The present study aims to establish the relationship between chemical composition and in vitro methane (CH₄) production of high Andean grasses. For this purpose, eight species were collected in dry and rainy seasons: Alchemilla pinnata, Distichia muscoides, Carex ecuadorica, Hipochoeris taraxacoides, Mulhenbergia fastigiata, Mulhenbergia peruviana, Stipa brachiphylla and Stipa mucronata. They were chemically analyzed and incubated under an in vitro system. Species such as A. pinnata and H. taraxacoides were characterized by high crude protein (CP. 124 g/kg DM) and low neutral detergent fiber (NDF. 293 g/kg DM) contents in both seasons, contrary to Stipa grasses. This same pattern was obtained for H. taraxacoides, which presented the highest values of gas production, organic matter digestibility (DOM), metabolizable energy (ME) and CH₄ production (241 mL/g DM, 59% DOM, 8.4 MJ ME/kg DM and 37.7 mL CH₄/g DM, on average).
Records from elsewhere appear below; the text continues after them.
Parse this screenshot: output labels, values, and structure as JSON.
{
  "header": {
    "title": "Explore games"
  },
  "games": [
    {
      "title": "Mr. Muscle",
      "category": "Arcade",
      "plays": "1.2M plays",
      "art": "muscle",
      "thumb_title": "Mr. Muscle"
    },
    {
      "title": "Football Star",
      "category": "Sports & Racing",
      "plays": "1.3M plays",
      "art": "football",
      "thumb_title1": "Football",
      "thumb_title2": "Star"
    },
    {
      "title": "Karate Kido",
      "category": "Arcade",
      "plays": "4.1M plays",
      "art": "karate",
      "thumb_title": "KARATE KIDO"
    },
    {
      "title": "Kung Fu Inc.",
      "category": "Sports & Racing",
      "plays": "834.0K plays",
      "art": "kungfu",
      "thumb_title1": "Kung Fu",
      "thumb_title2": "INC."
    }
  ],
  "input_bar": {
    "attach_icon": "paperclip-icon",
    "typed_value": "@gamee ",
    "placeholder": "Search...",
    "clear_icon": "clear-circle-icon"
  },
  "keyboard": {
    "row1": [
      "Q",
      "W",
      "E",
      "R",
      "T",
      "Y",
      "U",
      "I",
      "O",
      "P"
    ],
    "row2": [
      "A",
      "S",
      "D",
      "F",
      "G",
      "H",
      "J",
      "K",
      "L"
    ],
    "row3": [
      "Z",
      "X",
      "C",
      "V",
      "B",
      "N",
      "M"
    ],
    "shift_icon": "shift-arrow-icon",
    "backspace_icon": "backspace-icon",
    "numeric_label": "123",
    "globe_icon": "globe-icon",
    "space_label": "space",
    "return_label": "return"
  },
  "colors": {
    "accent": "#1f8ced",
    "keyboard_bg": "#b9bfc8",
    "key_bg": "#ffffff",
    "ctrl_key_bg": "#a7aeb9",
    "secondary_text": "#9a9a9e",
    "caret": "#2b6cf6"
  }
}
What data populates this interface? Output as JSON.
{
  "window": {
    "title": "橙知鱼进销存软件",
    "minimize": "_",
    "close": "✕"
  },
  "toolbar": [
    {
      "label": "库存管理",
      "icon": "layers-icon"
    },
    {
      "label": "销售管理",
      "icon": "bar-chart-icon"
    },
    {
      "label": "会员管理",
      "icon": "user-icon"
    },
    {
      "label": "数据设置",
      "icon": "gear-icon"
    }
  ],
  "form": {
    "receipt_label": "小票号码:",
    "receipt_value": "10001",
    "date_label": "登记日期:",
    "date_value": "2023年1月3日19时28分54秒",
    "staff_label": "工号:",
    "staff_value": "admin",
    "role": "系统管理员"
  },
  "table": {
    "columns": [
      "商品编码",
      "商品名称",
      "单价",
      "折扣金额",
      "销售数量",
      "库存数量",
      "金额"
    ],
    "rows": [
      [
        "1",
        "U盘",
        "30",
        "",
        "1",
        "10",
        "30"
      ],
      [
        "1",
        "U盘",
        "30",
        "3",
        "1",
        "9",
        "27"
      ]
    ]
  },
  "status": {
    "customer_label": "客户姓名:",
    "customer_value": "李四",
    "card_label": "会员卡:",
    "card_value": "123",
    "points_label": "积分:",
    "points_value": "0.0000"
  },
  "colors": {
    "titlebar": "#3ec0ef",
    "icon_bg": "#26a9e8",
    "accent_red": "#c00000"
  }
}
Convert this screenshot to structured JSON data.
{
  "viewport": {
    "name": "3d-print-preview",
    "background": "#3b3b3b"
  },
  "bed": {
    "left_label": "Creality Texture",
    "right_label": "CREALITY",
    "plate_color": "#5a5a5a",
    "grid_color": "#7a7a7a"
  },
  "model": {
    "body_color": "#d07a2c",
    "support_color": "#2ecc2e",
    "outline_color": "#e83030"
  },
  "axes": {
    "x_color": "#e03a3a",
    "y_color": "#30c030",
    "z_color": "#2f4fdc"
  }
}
For most species, the content of CP, acid detergent fiber (FDA) and ME was higher in the rainy season than in the dry season, which was the opposite for CH₄ production (p ≥ 0.05). In general, the nutritional content that most explained the behavior of CH₄ production was the NDF content (R² = 0.69). Grasses characterized by high NDF content produced less CH₄ (R = −0.85).